The nation’s highest court will examine on Monday how far a federal law extends in allowing American businesses to pursue compensation for assets confiscated by Cuba’s government, with cases involving ExxonMobil and major cruise companies taking center stage during heightened tensions with the island nation.
Two separate cases will come before the justices involving the Helms-Burton Act of 1996, legislation that opened the door for legal action in American courts against entities that “traffic” in assets taken by Cuba’s communist leadership following the 1959 revolution that installed Fidel Castro.
ExxonMobil is pursuing more than $1 billion from Cuban government-controlled companies for the oil giant’s energy holdings that were confiscated by Cuban authorities in 1960.
The second case centers on whether four major cruise companies — Carnival, Royal Caribbean, Norwegian Cruise Line and MSC Cruises — bear responsibility for utilizing port facilities constructed by an American firm that Cuba also seized in 1960. The cruise industry case will be presented to the court first.
The Trump administration is supporting ExxonMobil’s position in the legal battle.
Current U.S. policy has labeled Cuba “an unusual and extraordinary threat” to American national security, blocking Venezuelan oil shipments to the Caribbean nation and warning of potential tariffs on any country providing fuel supplies.
Though the cases address different legal questions, both examine how extensive Congress meant the Helms-Burton Act’s remedies to be. The Supreme Court could remove obstacles that plaintiffs encounter when filing suits under this legislation.
Castro’s seizure of ExxonMobil’s entire Cuban energy portfolio represented a $70 million loss when it occurred. The company’s present-day claim carries a much higher value due to accumulated interest and possible enhanced damages.
In 2019, ExxonMobil filed suit against Corporación CIMEX, Cuba’s biggest business conglomerate. The energy company alleged that CIMEX continues to possess and generate profits from the seized assets.
ExxonMobil brought the case to the Supreme Court following a lower court decision that Cuban government-owned entities facing Helms-Burton Act litigation can claim foreign sovereign immunity, a legal protection that shields foreign governments and their representatives from American lawsuits unless specific exceptions exist.

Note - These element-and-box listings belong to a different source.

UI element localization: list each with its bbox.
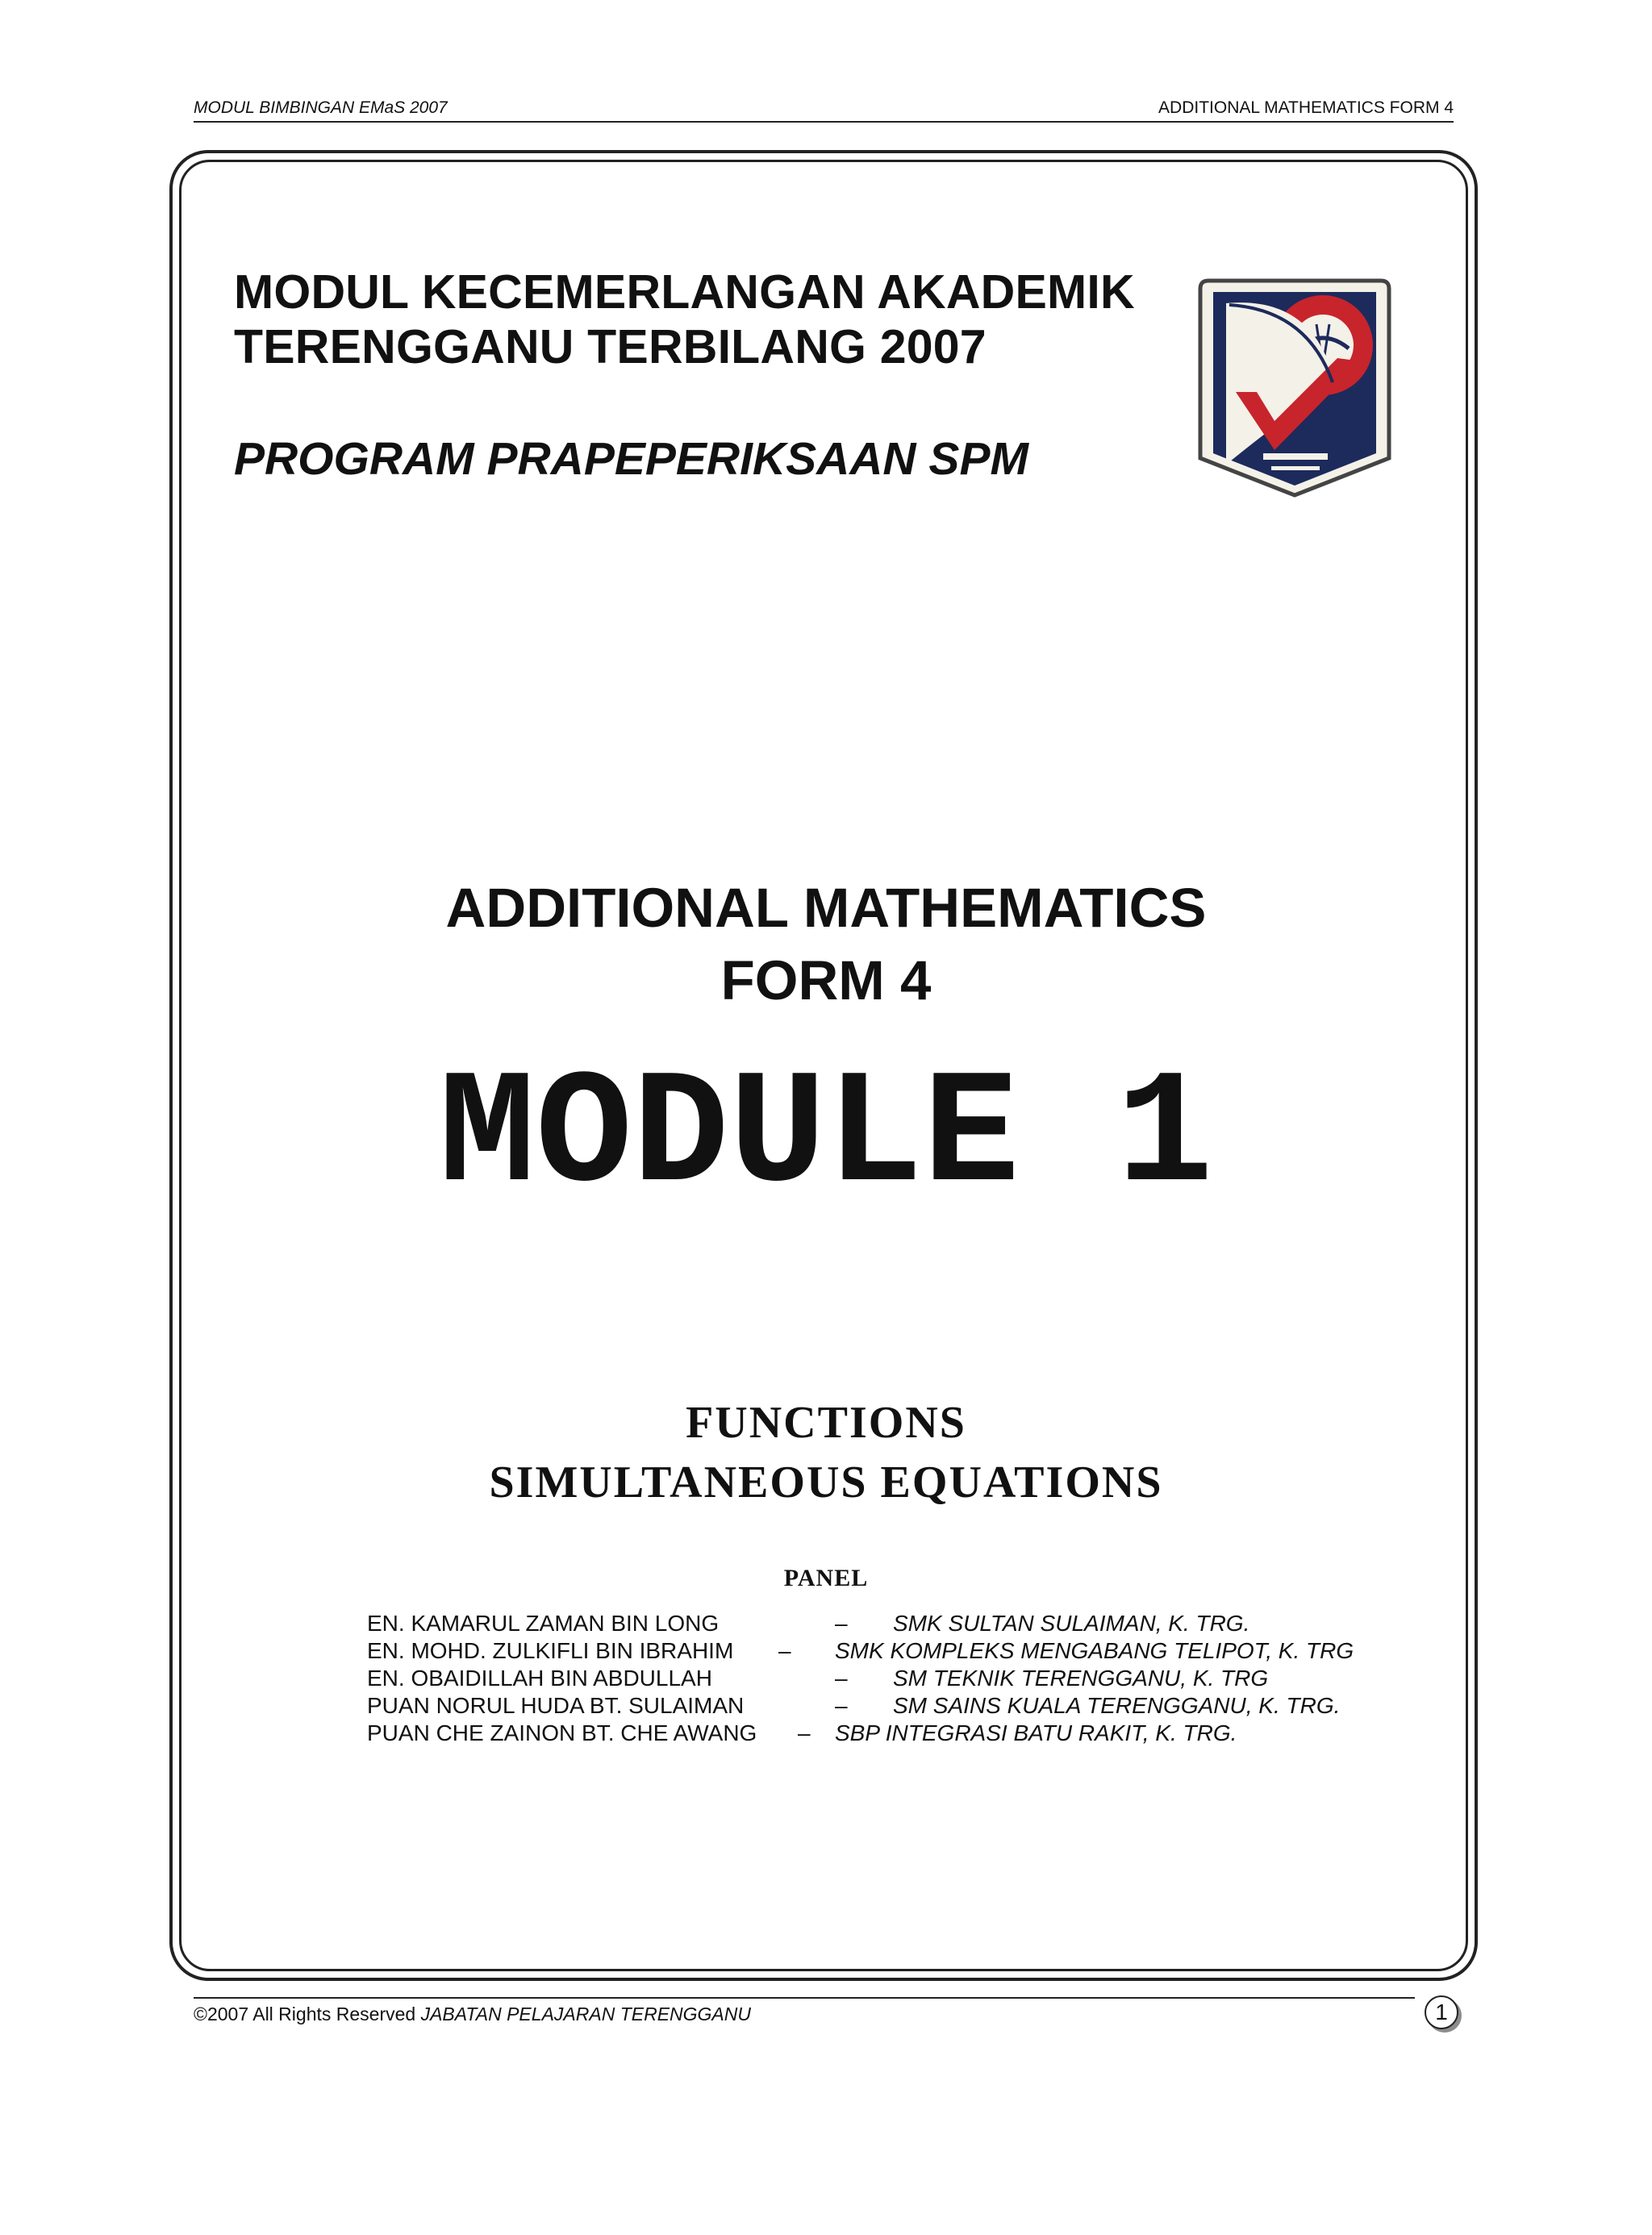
member-school: SM SAINS KUALA TERENGGANU, K. TRG.	[893, 1693, 1341, 1718]
panel-member	[367, 1611, 1496, 1638]
running-header	[194, 97, 1454, 123]
topic-functions: FUNCTIONS	[686, 1398, 966, 1448]
member-name: EN. MOHD. ZULKIFLI BIN IBRAHIM	[367, 1638, 734, 1663]
panel-title: PANEL	[783, 1565, 869, 1591]
header-left: MODUL BIMBINGAN EMaS 2007	[194, 98, 448, 117]
footer-copyright	[194, 2004, 751, 2025]
member-dash: –	[798, 1720, 811, 1745]
member-school: SM TEKNIK TERENGGANU, K. TRG	[893, 1666, 1269, 1691]
page-number: 1	[1425, 1995, 1458, 2029]
topic-simultaneous-equations: SIMULTANEOUS EQUATIONS	[489, 1457, 1163, 1507]
title-line-2: TERENGGANU TERBILANG 2007	[234, 320, 987, 373]
member-dash: –	[835, 1693, 848, 1718]
subject-title: ADDITIONAL MATHEMATICS	[445, 877, 1207, 939]
education-department-crest-icon	[1194, 271, 1395, 501]
footer-organisation: JABATAN PELAJARAN TERENGGANU	[420, 2004, 751, 2024]
panel-member	[367, 1720, 1496, 1748]
member-school: SMK SULTAN SULAIMAN, K. TRG.	[893, 1611, 1250, 1636]
footer-rule	[194, 1997, 1415, 1999]
header-right: ADDITIONAL MATHEMATICS FORM 4	[1158, 98, 1454, 117]
member-name: EN. OBAIDILLAH BIN ABDULLAH	[367, 1666, 712, 1691]
member-school: SMK KOMPLEKS MENGABANG TELIPOT, K. TRG	[835, 1638, 1354, 1663]
panel-list	[367, 1611, 1496, 1748]
copyright-text: ©2007 All Rights Reserved	[194, 2004, 421, 2024]
panel-member	[367, 1638, 1496, 1666]
panel-member	[367, 1666, 1496, 1693]
member-name: PUAN CHE ZAINON BT. CHE AWANG	[367, 1720, 757, 1745]
member-dash: –	[778, 1638, 791, 1663]
member-name: EN. KAMARUL ZAMAN BIN LONG	[367, 1611, 720, 1636]
member-dash: –	[835, 1666, 848, 1691]
member-dash: –	[835, 1611, 848, 1636]
member-name: PUAN NORUL HUDA BT. SULAIMAN	[367, 1693, 745, 1718]
module-title: MODULE 1	[438, 1045, 1214, 1228]
program-title: PROGRAM PRAPEPERIKSAAN SPM	[234, 433, 1028, 485]
subject-form: FORM 4	[720, 949, 932, 1011]
panel-member	[367, 1693, 1496, 1720]
member-school: SBP INTEGRASI BATU RAKIT, K. TRG.	[835, 1720, 1237, 1745]
title-line-1: MODUL KECEMERLANGAN AKADEMIK	[234, 265, 1135, 319]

The cruise ship dispute was initiated by Havana Docks, an American entity that held a 99-year agreement for building and managing dock facilities at Havana’s port, originally granted in 1934 by Cuba’s then-government. Castro’s administration canceled that contract.
The four cruise companies targeted by Havana Docks operated at the terminal between 2016 and 2019, following former President Barack Obama’s relaxation of travel restrictions to the Caribbean island.
A federal judge determined that the cruise operators had illegally participated in trafficking by utilizing the terminal, ordering judgments exceeding $100 million against them. Havana Docks filed an appeal after a lower court dismissed those judgments, determining the company lacked a valid claim since its agreement would have ended in 2004, years before the cruise lines operated there.
When Congress enacted the Helms-Burton Act, lawmakers gave the president authority to suspend its court lawsuit provision based on national security considerations. Three presidents subsequently suspended this provision to prevent diplomatic disputes with allies including Canada and Spain, whose businesses had invested in Cuba. Trump removed that suspension in 2019 during his initial presidency.